I was excited to go back hunting the supermoon again, also considering this was the largest moon of the year. Even though I wasn’t going “fully armed” with a lens hired for the occasion, I was still making myself ready for it.
This time I decided to use my old Sigma 70-200mm f/2.8 APO EX DG HSM from my Nikon years, with a Metabones adapter.
Not as long a reach as last time, but the moon would be a bit closer anyway

I was a bit put off by the forecast: London being London, it’s always ever so unpredictable but it was looking very cloudy. Location-wise, I didn’t want to go to Waterloo Bridge again (still one of the best spots with a telephoto lens), so after a bit of research I decided to go to Southbank. I met there with fellow photo-hunters Martyn and Matt, but we were soon approached by security who informed us that tripods were not allowed in the area.

This is now common in London, unfortunately. I’m often approached this way and refused the use of tripods or anything that “looks professional”. I understand partially the reasoning behind that, but it gets ridiculous at times. I once had my camera on a windowsill, but even that was not allowed: only holding it in my hands qualified as “non-professional”.

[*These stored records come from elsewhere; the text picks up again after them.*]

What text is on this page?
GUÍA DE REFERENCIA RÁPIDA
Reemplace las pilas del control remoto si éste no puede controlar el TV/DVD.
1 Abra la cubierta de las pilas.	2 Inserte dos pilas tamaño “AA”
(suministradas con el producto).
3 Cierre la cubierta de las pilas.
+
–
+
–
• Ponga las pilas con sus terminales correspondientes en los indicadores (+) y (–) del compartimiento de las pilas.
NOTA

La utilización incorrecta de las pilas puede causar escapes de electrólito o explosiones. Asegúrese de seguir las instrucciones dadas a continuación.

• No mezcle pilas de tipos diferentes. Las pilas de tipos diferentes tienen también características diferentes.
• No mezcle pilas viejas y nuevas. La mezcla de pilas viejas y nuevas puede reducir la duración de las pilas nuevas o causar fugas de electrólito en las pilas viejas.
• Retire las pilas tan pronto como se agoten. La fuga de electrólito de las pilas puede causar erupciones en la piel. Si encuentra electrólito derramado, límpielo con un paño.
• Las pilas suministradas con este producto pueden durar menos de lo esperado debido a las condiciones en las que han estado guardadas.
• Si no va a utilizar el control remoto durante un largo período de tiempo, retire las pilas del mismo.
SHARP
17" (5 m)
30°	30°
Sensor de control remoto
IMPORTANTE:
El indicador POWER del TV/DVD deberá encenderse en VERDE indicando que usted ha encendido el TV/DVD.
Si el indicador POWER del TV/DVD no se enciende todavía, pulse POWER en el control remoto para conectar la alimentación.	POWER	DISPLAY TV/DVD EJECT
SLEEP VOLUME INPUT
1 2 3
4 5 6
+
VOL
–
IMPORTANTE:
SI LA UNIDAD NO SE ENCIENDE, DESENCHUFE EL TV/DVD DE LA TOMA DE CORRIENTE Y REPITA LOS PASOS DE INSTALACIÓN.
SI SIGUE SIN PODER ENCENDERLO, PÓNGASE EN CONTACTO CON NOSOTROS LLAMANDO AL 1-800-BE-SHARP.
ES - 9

Anyway, we then decided to move to the pier and find a way to keep our cameras stable. Then waited for the moon to rise.

… and shooting.

Indeed, the weather wasn’t helping. Clouds were all over, with only a few breaks here and there. It was moonrise and yet we couldn’t see anything but clouds.
We remained hopeful, because of the breaches we could see in the clouds wall, and sure enough some light started to peak through. 5 minutes later, the moon was there!

The full moon rising behind the Scalpel building in London

I could have seen a bigger moon of course, should it was still at horizon level, but I was already content with seeing it at all.
All the excitement faded within a few minutes because the moon disappeared behind the clouds again. Martyn and I waited another half hour but it all started to look hopeless, so we packed and left that spot.

And then…

On the way home, we passed in front of the London Eye on the opposite side of the river, and noticed that there was a glimpse of moonlight again. Another couple of photographer were also there, hoping to get a shot.
And again, it happened! That all went so quick I dind’t even have time to take my tripod out and therefore tried to make use of the parapet there. I moved from one spot to another, because of course the London Eye pods were also turning and I wanted to align them with the moon… Oh, and I had a full manual lens on so I had to keep adjusting it.
But in the end I made it! I managed to take the shot I wanted.

The full moon behind the London Eye wheel. A close-up shot with a long telephoto lens.

And frankly, when I saw it on my computer at home, I couldn’t believe it was this sharp. ๐Ÿ™‚
I immediately published this in my Instagram Stories!

Next month will be the last supermoon of this year that is visible from here. Let’s see if I can pull out something from that too.